Une opinion de Joseph Junker parue en contribution externe sur le site de La Libre :
L’imposture du "jour du dépassement", ce jour où l'humanité aurait consommé la totalité des ressources annuelles
OPINION
Aucun calcul ne permet de déterminer le "jour du dépassement", ce jour où l’humanité aurait consommé la totalité de ses ressources annuelles. Le brandir comme on le fait, même au nom du "bien", est un jeu dangereux. Une opinion de Joseph Junker, ingénieur civil, consultant indépendant dans le secteur de l'énergie.
Vous n’avez pas pu passer à côté : ce 29 juillet, tout le monde en parle, nous avons atteint le "jour du dépassement". Ce jour où l’humanité aurait consommé la totalité des ressources que la terre peut produire en une année. Deux jours plus tôt que l’an dernier, comme chaque année.
Au-delà d’une méfiance viscérale pour ce type de messages apocalyptiques, je vous l’avoue franchement, l’énergéticien que je suis ne déborde pas d’enthousiasme envers cette initiative, tout aussi attirante soit-elle et louable dans ses intentions.
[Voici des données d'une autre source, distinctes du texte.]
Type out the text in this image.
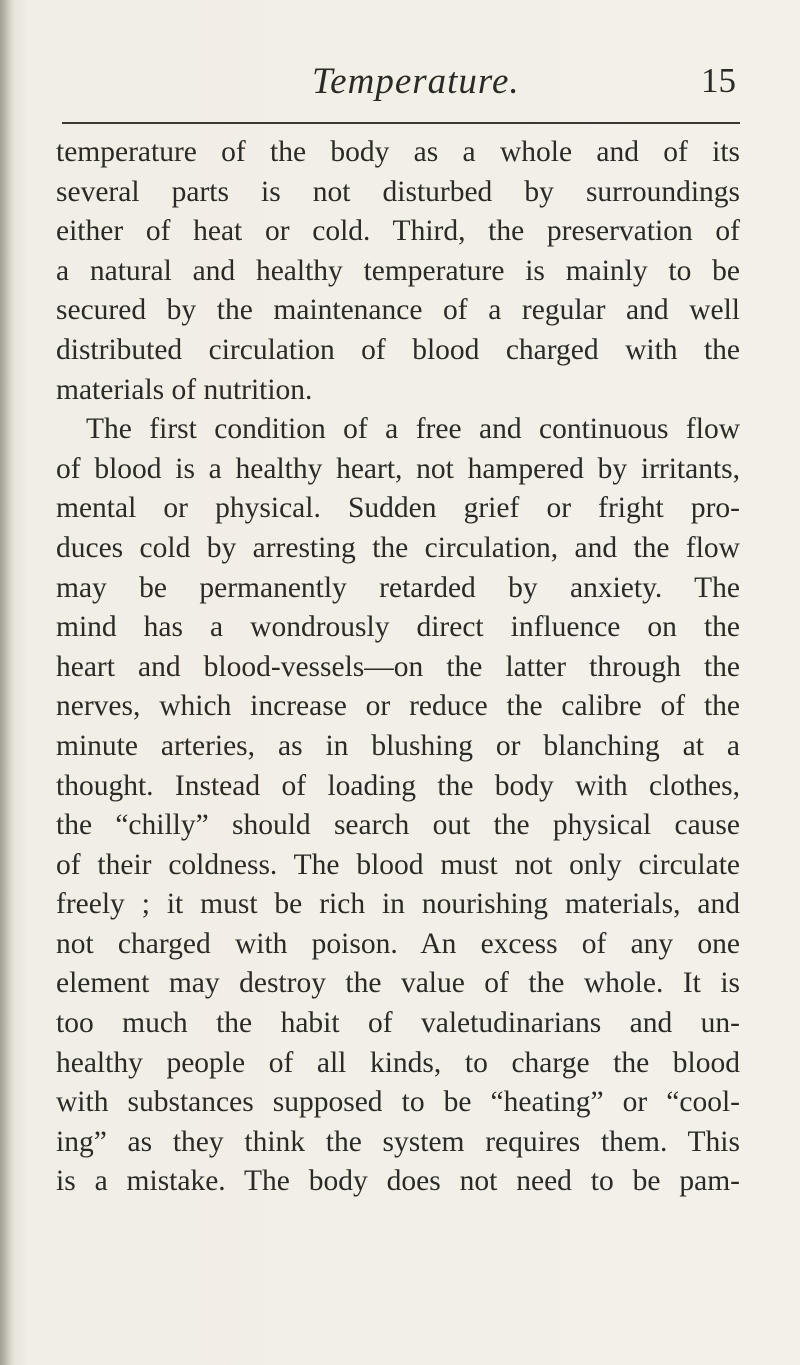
Temperature.	15
temperature of the body as a whole and of its
several parts is not disturbed by surroundings
either of heat or cold. Third, the preservation of
a natural and healthy temperature is mainly to be
secured by the maintenance of a regular and well
distributed circulation of blood charged with the
materials of nutrition.
The first condition of a free and continuous flow
of blood is a healthy heart, not hampered by irritants,
mental or physical. Sudden grief or fright pro-
duces cold by arresting the circulation, and the flow
may be permanently retarded by anxiety. The
mind has a wondrously direct influence on the
heart and blood-vessels—on the latter through the
nerves, which increase or reduce the calibre of the
minute arteries, as in blushing or blanching at a
thought. Instead of loading the body with clothes,
the “chilly” should search out the physical cause
of their coldness. The blood must not only circulate
freely ; it must be rich in nourishing materials, and
not charged with poison. An excess of any one
element may destroy the value of the whole. It is
too much the habit of valetudinarians and un-
healthy people of all kinds, to charge the blood
with substances supposed to be “heating” or “cool-
ing” as they think the system requires them. This
is a mistake. The body does not need to be pam-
Le simple bon sens déjà nous le montre : comment vivons-nous donc depuis une semaine, alors que nous avons épuisé tous les dons que notre Terre-Mère pouvait nous offrir cette année ? Les céréales vont-elles donc arrêter de pousser jusqu’au 1er janvier ? Sommes-nous en train de puiser notre nourriture dans un frigo géant qui un jour s’épuisera à son tour ?
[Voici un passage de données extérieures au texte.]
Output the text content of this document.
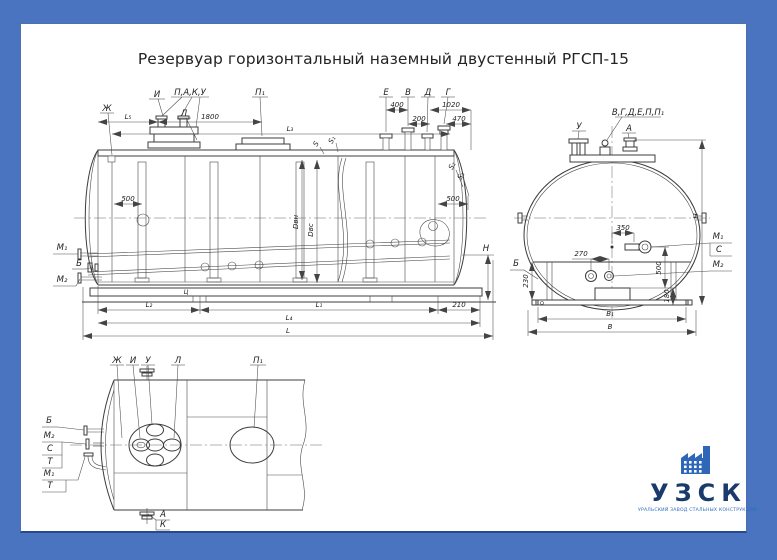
Резервуар горизонтальный наземный двустенный РГСП-15
И П,А,К,У
Л
П₁	Е В Д Г
400	1020
200	470
Ж
L₅	1800
L₃
S S₁
S₂
S₃
Dвн
Dвс
500	500
М₁
Б
М₂
Н
Ц
L₂	L₁	210
L₄
L
В,Г,Д,Е,П,П₁
У	А
Н
350
270
500
180
230
Б
М₁
С
М₂
В₁
В
Ж И У	Л	П₁
Б
М₂
С
Т
М₁
Т
А
К
УЗСК
УРАЛЬСКИЙ ЗАВОД СТАЛЬНЫХ КОНСТРУКЦИЙ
Aucun calcul ne tient la route
Bien sûr, on imagine aisément que l’institut chargé de calculer cette date se propose de prendre en compte l’épuisement des ressources naturelles, notamment l’utilisation de carburants fossiles, en considérant ces dernières comme un "stock". Un stock dont l’épuisement pourrait être converti statistiquement en surface cultivable. Ce serait confondre la notion déjà critiquable d’empreinte écologique avec celle d’empreinte carbone. Mais surtout, sur base de quelle équivalence allons-nous réaliser ce calcul ? Combien d’hectares pour un litre de pétrole ou l’extraction d’un kilo de cuivre ? Ne cherchez pas, il n’y a aucun calcul connu qui tienne la route, et quiconque prétend le contraire ne fait que se ménager le droit d’écrire n’importe quoi.
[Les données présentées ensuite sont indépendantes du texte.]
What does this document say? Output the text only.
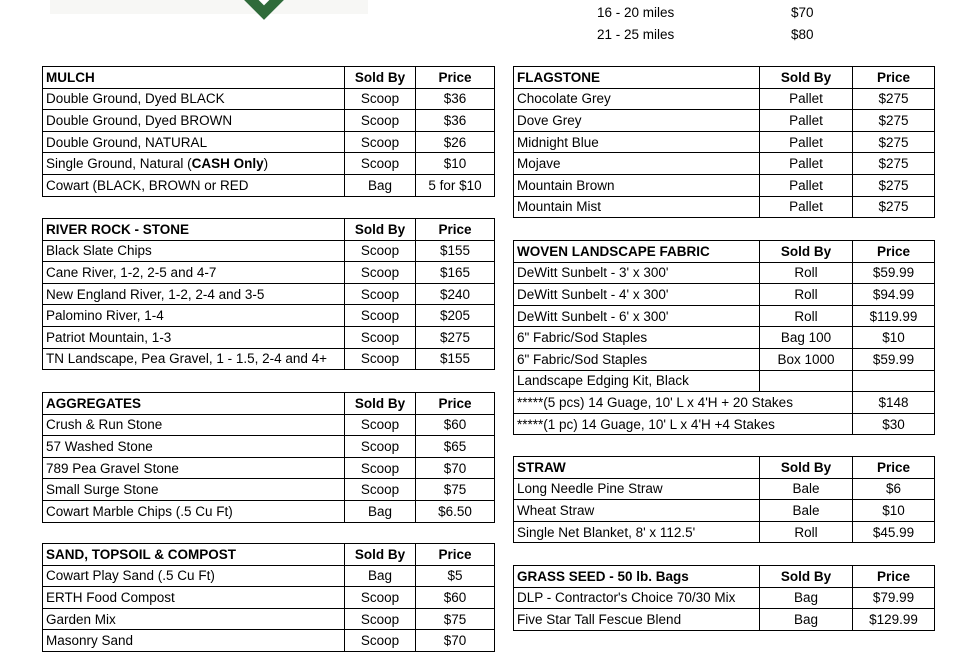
16 - 20 miles	$70
21 - 25 miles	$80
MULCH	Sold By	Price
Double Ground, Dyed BLACK	Scoop	$36
Double Ground, Dyed BROWN	Scoop	$36
Double Ground, NATURAL	Scoop	$26
Single Ground, Natural (CASH Only)	Scoop	$10
Cowart (BLACK, BROWN or RED	Bag	5 for $10
RIVER ROCK - STONE	Sold By	Price
Black Slate Chips	Scoop	$155
Cane River, 1-2, 2-5 and 4-7	Scoop	$165
New England River, 1-2, 2-4 and 3-5	Scoop	$240
Palomino River, 1-4	Scoop	$205
Patriot Mountain, 1-3	Scoop	$275
TN Landscape, Pea Gravel, 1 - 1.5, 2-4 and 4+	Scoop	$155
AGGREGATES	Sold By	Price
Crush & Run Stone	Scoop	$60
57 Washed Stone	Scoop	$65
789 Pea Gravel Stone	Scoop	$70
Small Surge Stone	Scoop	$75
Cowart Marble Chips (.5 Cu Ft)	Bag	$6.50
SAND, TOPSOIL & COMPOST	Sold By	Price
Cowart Play Sand (.5 Cu Ft)	Bag	$5
ERTH Food Compost	Scoop	$60
Garden Mix	Scoop	$75
Masonry Sand	Scoop	$70
FLAGSTONE	Sold By	Price
Chocolate Grey	Pallet	$275
Dove Grey	Pallet	$275
Midnight Blue	Pallet	$275
Mojave	Pallet	$275
Mountain Brown	Pallet	$275
Mountain Mist	Pallet	$275
WOVEN LANDSCAPE FABRIC	Sold By	Price
DeWitt Sunbelt - 3' x 300'	Roll	$59.99
DeWitt Sunbelt - 4' x 300'	Roll	$94.99
DeWitt Sunbelt - 6' x 300'	Roll	$119.99
6" Fabric/Sod Staples	Bag 100	$10
6" Fabric/Sod Staples	Box 1000	$59.99
Landscape Edging Kit, Black		
*****(5 pcs) 14 Guage, 10' L x 4'H + 20 Stakes		$148
*****(1 pc) 14 Guage, 10' L x 4'H +4 Stakes		$30
STRAW	Sold By	Price
Long Needle Pine Straw	Bale	$6
Wheat Straw	Bale	$10
Single Net Blanket, 8' x 112.5'	Roll	$45.99
GRASS SEED - 50 lb. Bags	Sold By	Price
DLP - Contractor's Choice 70/30 Mix	Bag	$79.99
Five Star Tall Fescue Blend	Bag	$129.99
Mieux encore, comment expliquer les incohérences et remarquables omissions au gré des intentions des auteurs du calcul ? Ainsi, pour ne donner qu’un exemple, l’institut chargé de calculer le jour du dépassement a dû admettre en 2008 qu’il prenait en compte une empreinte carbone identique pour l’électricité d’origine nucléaire et celle d’origine fossile. Hypothèse qui, quoi qu’on pense du nucléaire, ne peut relever que du préjugé ou de l’ignorance de son auteur.